Nach dem Gesetz über den kirchlichen Datenschutz (KDG) wären Frau Hauser und Herr Membarth auf die Einhaltung des Datengeheimnisses zu verpflichten und es wäre wegen gemeinsamer datenschutzrechtlicher Verantwortung auch eine schriftliche Vereinbarung über die Aufgabenverteilung abzuschließen gewesen. Hierzu hat das Bistum Augsburg Frau Hauser und Herrn Membarth mehrfach informiert und im Ergebnis leider vergebens Gesprächsangebote unterbreitet.
Die Einhaltung der neuen datenschutzrechtlichen Vorgaben mag zwar unpopulär sein. In der Realität dient diese aber vor allem dem Interesse und dem Schutz der Opfer. Denn jede Abweichung von der gültigen Rechtslage könnte nicht nur rechtlich angefochten werden, sondern bis hin zu einem Beweisverwertungsverbot führen. Für das Bistum Augsburg gilt daher: Opferschutz vor Popularität.

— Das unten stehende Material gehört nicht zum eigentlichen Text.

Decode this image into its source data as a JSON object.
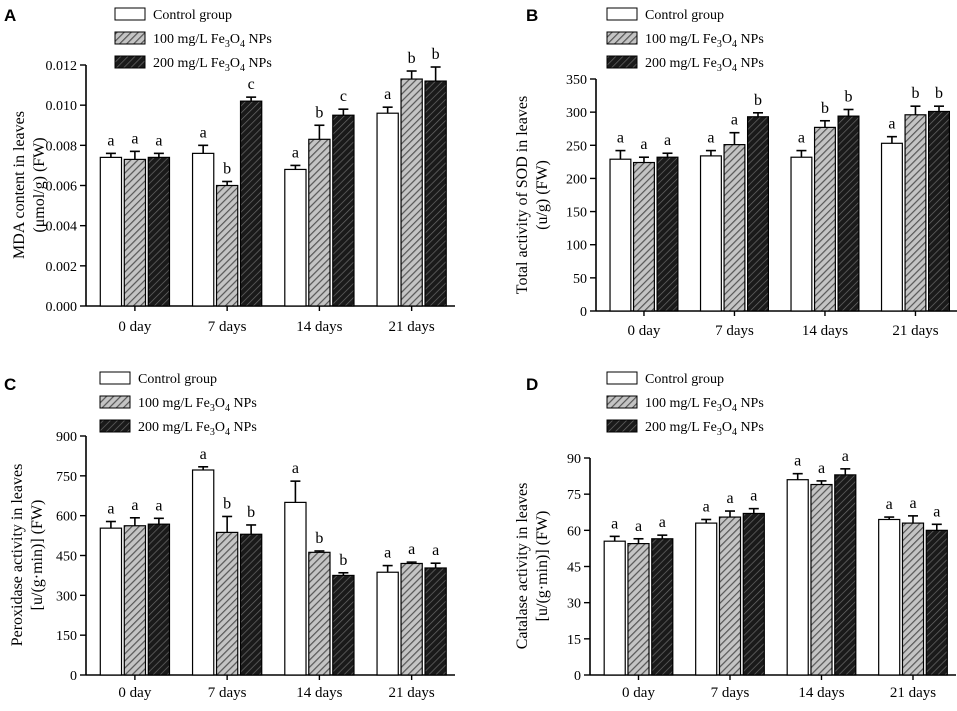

Dem Bistum Augsburg sind jedoch nicht nur datenschutzrechtliche Grenzen gesetzt, sondern auch durch die Interventionsordnung der Deutschen Bischofskonferenz (DBK). Gemäß der klaren Zuständigkeitsregelung muss sich nämlich der Aufgabenkreis der unabhängigen Ansprechpersonen auf die Entgegennahme von Hinweisen auf sexuellen Missbrauch an Minderjährigen und schutz- bzw. hilfebedürftigen Erwachsenen, auf die Gesprächsführung mit Betroffenen, eine Plausibilitätsprüfung sowie auf die Hilfestellung bei der Antragstellung auf Leistungen zur Anerkennung des Leids beschränken. Die Ansprechpersonen stehen damit den Betroffenen nahe. Die Aufklärung und Aufarbeitung sind nach der Interventionsordnung dagegen nicht Aufgabe der unabhängigen Ansprechpersonen, sondern stattdessen der unabhängigen Aufarbeitungskommission (UAKA). Abgesehen von der Beschränkung des Aufgabenkreises ist das Bistum Augsburg auch gehalten, stets die Unabhängigkeit der Ansprechpersonen zu wahren. Eine damit verbundene, gewisse Zurückhaltung des Bistums gegenüber den Ansprechpersonen sollte nicht missverstanden werden. Das Bistum Augsburg bedauert, dass es offenbar dennoch zu solchen Missverständnissen gekommen ist.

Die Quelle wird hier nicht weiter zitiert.